Create Space: Build Room for the New

It seems that as I age, I accumulate more projects, relationships, tasks, hobbies, and responsibilities. I suppose that is a component of growth – getting more. I work to be in a continuous state of gratitude for the things that I have. And consciously curate the people, places, and things that enter my life, in order to build a life aligned with my intentions.

For some reason (in the West) busy and more are the pillars for being “better”. Whether in business, relationships, athletics, spirituality, etc. We are DOers, accumulators, consumers.

It has only been recently that I have realized the importance of creating the void. The space where nothing lies. It is only in the space of nothing, that something can arise. If our lives are so full of the “somethings” from our life up until this point, where do we put the “somethings” for our life going forward? If my calendar is full of my current projects, training sessions, hobbies, and practices, where can I piece in the new ones I discover?

I used to view blank spaces in my calendar and unproductive, lazy, or unambitious. Now, I see them as the most disciplined block of my day. The time I consciously choose nothing. Where I listen to what’s “out there” or even “in here”.

 

I challenge those close to me to do the following:

  • Take a long car ride without a podcast, audiobook, or Spotify, just listen. Let your mind wander.
  • Remove the relationship that no longer serves you or those around you. Dating for the sake of dating only keeps you busy and creates a barrier between you and the one you are truly meant for. Create space for a new person, a new practice, or a new you.
  • Block a section of your day when the phone is off, your disconnected from WiFi, and create something.

It is impossible to fill a cup with something new until it has been emptied. Empty your cup.

The Obstacle is The Way (For The Most Part)

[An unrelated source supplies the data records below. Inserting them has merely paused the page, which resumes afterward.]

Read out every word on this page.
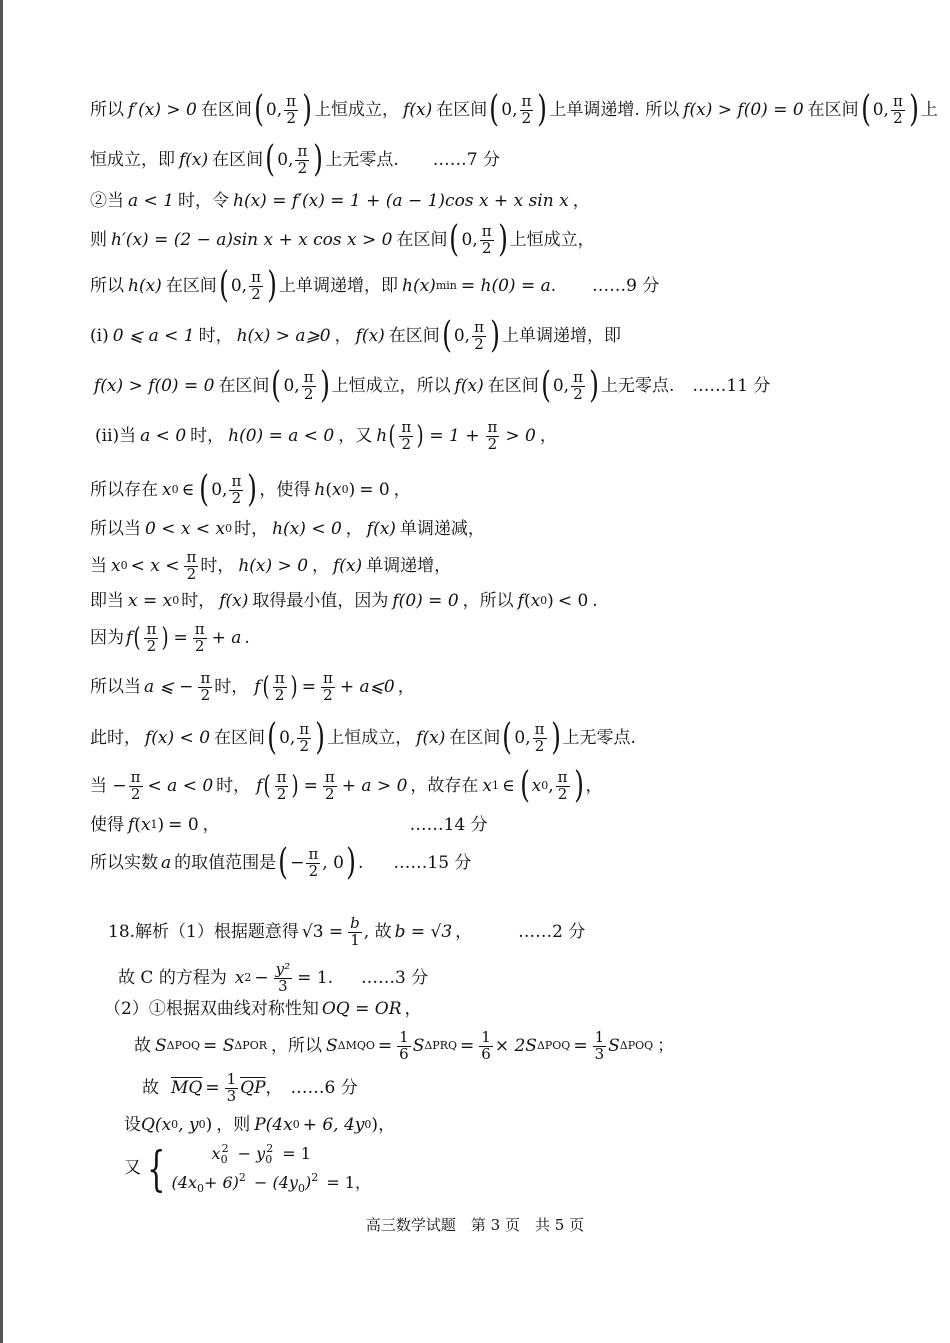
所以 f′(x) > 0 在区间 ( 0, $\frac{\pi}{2}$ ) 上恒成立， f(x) 在区间 ( 0, $\frac{\pi}{2}$ ) 上单调递增. 所以 f(x) > f(0) = 0 在区间 ( 0, $\frac{\pi}{2}$ ) 上
恒成立，即 f(x) 在区间 ( 0, $\frac{\pi}{2}$ ) 上无零点. ……7 分
②当 a < 1 时，令 h(x) = f′(x) = 1 + (a − 1)cos x + x sin x ，
则 h′(x) = (2 − a)sin x + x cos x > 0 在区间 ( 0, $\frac{\pi}{2}$ ) 上恒成立，
所以 h(x) 在区间 ( 0, $\frac{\pi}{2}$ ) 上单调递增，即 h(x) min = h(0) = a . ……9 分
(i) 0 ⩽ a < 1 时， h(x) > a⩾0 ， f(x) 在区间 ( 0, $\frac{\pi}{2}$ ) 上单调递增，即
f(x) > f(0) = 0 在区间 ( 0, $\frac{\pi}{2}$ ) 上恒成立，所以 f(x) 在区间 ( 0, $\frac{\pi}{2}$ ) 上无零点. ……11 分
(ii)当 a < 0 时， h(0) = a < 0 ，又 h ( $\frac{\pi}{2}$ ) = $1 + \frac{\pi}{2} > 0$ ，
所以存在 x 0 ∈ ( 0, $\frac{\pi}{2}$ ) ，使得 h ( x 0 ) = 0 ，
所以当 0 < x < x 0 时， h(x) < 0 ， f(x) 单调递减，
当 x $0 < x < \frac{\pi}{2}$ 时， h(x) > 0 ， f(x) 单调递增，
即当 x = x 0 时， f(x) 取得最小值，因为 f(0) = 0 ，所以 f ( x 0 ) < 0 .
因为 f ( $\frac{\pi}{2}$ ) = $\frac{\pi}{2} + a$ .
所以当 a ⩽ − $\frac{\pi}{2}$ 时， f ( $\frac{\pi}{2}$ ) = $\frac{\pi}{2}$ + a⩽0 ，
此时， f(x) < 0 在区间 ( 0, $\frac{\pi}{2}$ ) 上恒成立， f(x) 在区间 ( 0, $\frac{\pi}{2}$ ) 上无零点.
当 − $\frac{\pi}{2} < a < 0$ 时， f ( $\frac{\pi}{2}$ ) = $\frac{\pi}{2} + a > 0$ ，故存在 x 1 ∈ ( x 0 , $\frac{\pi}{2}$ ) ，
使得 f ( x 1 ) = 0 ，	……14 分
所以实数 a 的取值范围是 ( − $\frac{\pi}{2}$ , 0 ) . ……15 分
18.解析（1）根据题意得 $√3 = \frac{b}{1}$ , 故 b = √3 ，	……2 分
故 C 的方程为 x $2 - \frac{\text{y²}}{3} = 1$. ……3 分
（2）①根据双曲线对称性知 OQ = OR ，
故 S ΔPOQ = S ΔPOR ，所以 S $\Delta MQO = \frac{1}{6}$ S $\Delta PRQ = \frac{1}{6} \times 2S$ $\Delta POQ = \frac{1}{3}$ S ΔPOQ ；
故 $\overline{MQ} = \frac{1}{3} \overline{QP}$ ， ……6 分
设 Q(x 0 , y 0 ) ，则 P(4x 0 + 6, 4y 0 ) ，
又 {	$x_0^2 - y_0^2 = 1$
$(4x_0+ 6)^2 - (4y_0)^2 = 1$，
高三数学试题　第 3 页　共 5 页
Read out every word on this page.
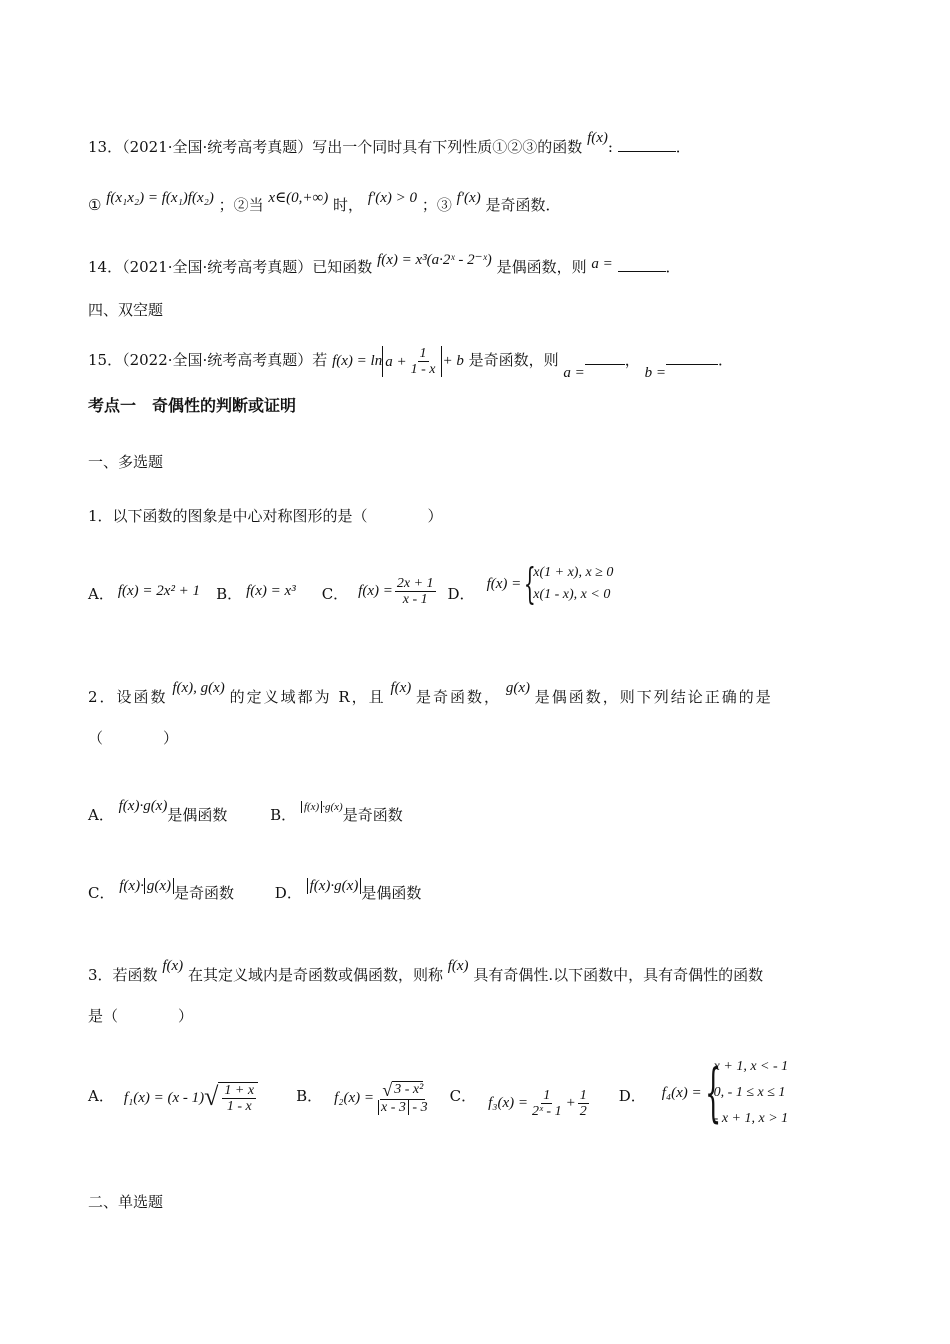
13．（2021·全国·统考高考真题）写出一个同时具有下列性质①②③的函数 f(x):	．
① f(x₁x₂) = f(x₁)f(x₂) ；②当 x∈(0,+∞) 时， f′(x) > 0 ；③ f′(x) 是奇函数．
14．（2021·全国·统考高考真题）已知函数 f(x) = x³(a·2ˣ - 2⁻ˣ) 是偶函数，则 a =	．
四、双空题
15．（2022·全国·统考高考真题）若 $f(x) = \ln a + \frac{1}{1 - x} + b$ 是奇函数，则 a =， b =．
考点一　奇偶性的判断或证明
一、多选题
1．以下函数的图象是中心对称图形的是（　　　　）
A． f(x) = 2x² + 1 B． f(x) = x³ C． $f(x) = \frac{2x + 1}{x - 1}$ D．
f(x) = {
x(1 + x), x ≥ 0
x(1 - x), x < 0
2．设函数 f(x), g(x) 的定义域都为 R，且 f(x) 是奇函数， g(x) 是偶函数，则下列结论正确的是
（　　　　）
A． f(x)·g(x)是偶函数	B． f(x) ·g(x)是奇函数
C． f(x)· g(x) 是奇函数	D． f(x)·g(x) 是偶函数
3．若函数 f(x) 在其定义域内是奇函数或偶函数，则称 f(x) 具有奇偶性.以下函数中，具有奇偶性的函数
是（　　　　）
A． f₁(x) = (x - 1) √ $\frac{1 + x}{1 - x}$	B． $f_2(x) = \frac{\text{√ 3 - x²}}{x - 3 - 3}$ C． $f_3(x) = \frac{1}{\text{2ˣ - 1}} + \frac{1}{2}$ D． f₄(x) = {
x + 1, x < - 1
0, - 1 ≤ x ≤ 1
- x + 1, x > 1
二、单选题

Obstacles and roadblocks in life are usually not enjoyable, but they help you grow and mature. Whether you’re going through physical strain of a 10 minute workout, spiritual instability of a 4 hour psychedelic journey, or emotional discomfort over 6 months of litigation, the result is more often than not a better, stronger, and more resilient person.

 

It’s commonly known that exercising the body will help you become a physically stronger person. However it’s less common to think about the mind as a muscle — something that needs obstacles to grow. And it’s even less common to think about the spirit in that way, too.

 

One of my mantras in life is to constantly grow so that I can remain healthy and at peace. Life tends to be easier and more enjoyable when I am resilient, and my most rewarding experiences usually come from hard work set forth to overcome obstacles.

 

For those reasons, I constantly train and challenge my mind, body, and spirit through conscious decisions to choose discomfort.

 

When you choose discomfort over and over again, you get more comfortable with being not comfortable – physically, mentally, and emotionally. You build thicker skin, a tougher personality, and gain a better perspective on the world.

 

A few examples on how I do this:

  • I train my body and mind with exercises that involve both physical and cognitive function. Those usually include strength, balance and accuracy.
  • I also train my body and mind with cold showers, saunas and cold plunges.
  • I train my spirit by being committed to my marriage, my business, and raising my child, and through shamanic journeys that involve plant medicine.

 

Please keep in my mind that I don’t recommend putting yourself in danger, but to consciously choose discomfort with clear intentions that help you grow.

 

Note: I have borrowed The Obstacle is The Way as a mantra from Ryan Holiday, author of The Obstacle is The Way. In this book, Ryan Holiday shows how some of the most successful people in history — from John D. Rockefeller to Amelia Earhart to Ulysses S. Grant to Steve Jobs — turned new obstacles into opportunities to get better, stronger, and tougher.